NEW YORK/GENEVA, NOVEMBER 16, 2020—Moderna’s announcement today suggesting that its COVID-19 vaccine is 94.5 percent effective is a promising step. In addition to sharing the clinical trial data and other information that would allow the public to determine a fair price, Moderna should follow through on its previous commitment to not enforce its patents and share all intellectual property on a potential COVID-19 vaccine, said the international medical humanitarian organization Doctors Without Borders/Médecins Sans Frontières (MSF). Sharing the necessary technology, data, and know-how with other manufacturers would help scale up production of this potentially lifesaving vaccine once it hits the market.
Dana Gill, US policy advisor with MSF’s Access Campaign, said today:
“The world is eagerly awaiting positive results of COVID-19 vaccine clinical trials in hopes of having a tool that will help get this pandemic under control, yet their eventual approval means very little if they’re not distributed equitably to people all over the world at a fully transparent, at-cost price.

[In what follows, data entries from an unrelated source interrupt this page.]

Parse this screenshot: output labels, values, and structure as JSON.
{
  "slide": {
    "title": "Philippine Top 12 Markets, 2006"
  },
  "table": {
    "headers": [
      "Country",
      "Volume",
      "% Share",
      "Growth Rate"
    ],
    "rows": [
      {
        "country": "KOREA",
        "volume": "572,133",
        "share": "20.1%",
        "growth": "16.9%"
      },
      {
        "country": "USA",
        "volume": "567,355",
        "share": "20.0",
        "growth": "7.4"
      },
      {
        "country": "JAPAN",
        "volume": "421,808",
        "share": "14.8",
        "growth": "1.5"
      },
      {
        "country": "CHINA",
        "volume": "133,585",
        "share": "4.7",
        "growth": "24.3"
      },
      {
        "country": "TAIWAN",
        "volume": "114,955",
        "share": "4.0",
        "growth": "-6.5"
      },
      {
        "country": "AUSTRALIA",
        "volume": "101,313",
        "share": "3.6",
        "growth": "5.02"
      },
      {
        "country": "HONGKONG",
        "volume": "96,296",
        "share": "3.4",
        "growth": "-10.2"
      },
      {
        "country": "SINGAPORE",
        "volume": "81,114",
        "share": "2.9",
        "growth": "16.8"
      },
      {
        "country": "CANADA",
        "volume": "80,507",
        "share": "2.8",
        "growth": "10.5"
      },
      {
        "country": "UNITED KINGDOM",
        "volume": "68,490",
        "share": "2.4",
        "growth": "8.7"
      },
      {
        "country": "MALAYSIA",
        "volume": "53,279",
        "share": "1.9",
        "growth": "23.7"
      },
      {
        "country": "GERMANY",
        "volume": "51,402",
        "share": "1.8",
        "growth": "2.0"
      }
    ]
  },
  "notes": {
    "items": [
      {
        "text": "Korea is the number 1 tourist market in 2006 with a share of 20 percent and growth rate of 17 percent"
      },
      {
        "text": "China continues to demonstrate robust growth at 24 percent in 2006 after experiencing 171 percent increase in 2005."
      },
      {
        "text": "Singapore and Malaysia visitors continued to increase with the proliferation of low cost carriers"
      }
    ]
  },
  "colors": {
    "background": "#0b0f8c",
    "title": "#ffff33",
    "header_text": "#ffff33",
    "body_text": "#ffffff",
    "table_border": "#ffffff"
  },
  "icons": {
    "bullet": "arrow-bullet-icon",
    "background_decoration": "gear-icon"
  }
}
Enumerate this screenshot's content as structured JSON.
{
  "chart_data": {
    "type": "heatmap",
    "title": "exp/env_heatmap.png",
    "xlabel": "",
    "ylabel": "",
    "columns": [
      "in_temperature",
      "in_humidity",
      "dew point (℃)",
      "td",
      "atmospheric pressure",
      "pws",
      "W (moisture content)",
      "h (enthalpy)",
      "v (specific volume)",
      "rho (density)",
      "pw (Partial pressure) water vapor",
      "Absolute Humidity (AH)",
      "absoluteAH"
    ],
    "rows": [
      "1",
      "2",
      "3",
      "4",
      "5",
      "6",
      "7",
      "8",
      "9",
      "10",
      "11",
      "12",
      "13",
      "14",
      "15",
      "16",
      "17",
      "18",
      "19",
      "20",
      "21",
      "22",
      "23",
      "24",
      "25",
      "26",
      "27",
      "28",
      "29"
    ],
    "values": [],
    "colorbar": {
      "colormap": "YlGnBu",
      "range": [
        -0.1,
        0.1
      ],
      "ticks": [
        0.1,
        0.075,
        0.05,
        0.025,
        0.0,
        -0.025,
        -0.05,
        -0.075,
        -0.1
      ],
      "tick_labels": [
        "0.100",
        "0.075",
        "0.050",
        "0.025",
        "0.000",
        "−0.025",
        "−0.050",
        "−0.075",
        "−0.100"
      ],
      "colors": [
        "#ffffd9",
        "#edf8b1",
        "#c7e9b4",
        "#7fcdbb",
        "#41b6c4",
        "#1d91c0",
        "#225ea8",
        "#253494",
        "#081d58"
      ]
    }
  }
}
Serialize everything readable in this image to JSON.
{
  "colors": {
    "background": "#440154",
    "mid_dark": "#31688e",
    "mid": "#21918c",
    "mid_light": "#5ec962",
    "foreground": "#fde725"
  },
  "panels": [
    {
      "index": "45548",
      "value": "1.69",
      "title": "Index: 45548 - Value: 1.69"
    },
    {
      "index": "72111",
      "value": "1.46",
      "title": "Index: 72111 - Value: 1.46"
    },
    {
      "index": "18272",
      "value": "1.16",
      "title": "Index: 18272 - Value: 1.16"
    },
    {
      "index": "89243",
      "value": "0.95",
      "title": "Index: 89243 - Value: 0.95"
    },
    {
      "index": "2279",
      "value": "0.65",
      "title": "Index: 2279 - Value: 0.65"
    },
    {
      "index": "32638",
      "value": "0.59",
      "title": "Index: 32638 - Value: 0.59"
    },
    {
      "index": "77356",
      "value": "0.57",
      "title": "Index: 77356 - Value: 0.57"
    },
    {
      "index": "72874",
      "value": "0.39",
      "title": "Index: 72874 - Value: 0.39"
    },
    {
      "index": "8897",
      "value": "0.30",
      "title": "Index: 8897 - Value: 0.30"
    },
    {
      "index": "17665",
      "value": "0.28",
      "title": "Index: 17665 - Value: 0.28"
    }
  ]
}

“The public’s ability to assess an affordable price requires transparency. Moderna must commit to publishing a detailed breakdown of the price, as well as all of the costs associated with developing its candidate vaccine. If Moderna would open its books, the public could see for itself if the prices being charged are actually fair and affordable.
“Bear in mind that the research and development and manufacturing of Moderna’s vaccine have been almost entirely offset by public contributions, with nearly $2.5 billion from the US government. Yet, without transparency taxpayers cannot hold Moderna to account during these unprecedented times. Moderna should be selling this vaccine at-cost, and not seek to profiteer from a vaccine that the public has financed.
“An estimated nearly 80 percent of the projected initial doses of Moderna’s vaccine are already tied up in non-transparent bilateral deals with high-income countries including the US, leaving an insufficient amount for developing countries and crisis-affected humanitarian settings, while supply remains scarce.
“Keeping future vaccines as a luxury for the wealthy few isn’t how we’re going to beat this virus, nor how we’re going to save lives. If proven safe and effective, Moderna—and all pharmaceutical corporations—should distribute initial vaccine supplies equitably across the world according to the public health criteria outlined by the World Health Organization.”